The functional half-life of an mRNA depends on the ribosome spacing in an early coding region.

Bacterial mRNAs are translated by closely spaced ribosomes and degraded from the 5'-end, with half-lives of around 2 min at 37 °C in most cases. Ribosome-free or "naked" mRNA is known to be readily degraded, but the initial event that inactivates the mRNA functionally has not been fully described. Here, we characterize a determinant of the functional stability of an mRNA, which is located in the early coding region.
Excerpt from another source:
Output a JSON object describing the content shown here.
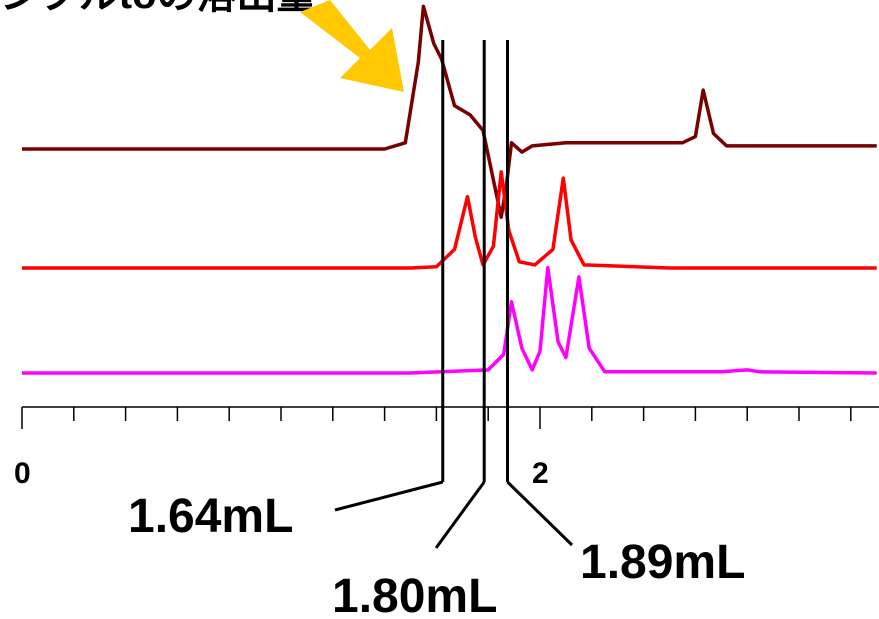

Using literature values for the mRNA half-lives of variant lacZ mRNAs in Escherichia coli, we modeled how the ribosome spacing is affected by the translation rate of the individual codons. When comparing the ribosome spacing at various segments of the mRNA to its functional half-life, we found a clear correlation between the functional mRNA half-life and the ribosome spacing in the mRNA region approximately between codon 20 and codon 45. From this finding, we predicted that inserts of slowly translated codons before codon 20 or after codon 45 should shorten or prolong, respectively, the functional mRNA half-life by altering the ribosome density in the important region. These predictions were tested on eight new lacZ variants, and their experimentally determined mRNA half-lives all supported the model. We thus suggest that translation-rate-mediated differences in the spacing between ribosomes in this early coding region is a parameter that determines the mRNAs functional half-life. We present a model that is in accordance with many earlier observations and that allows a prediction of the functional half-life of a given mRNA sequence.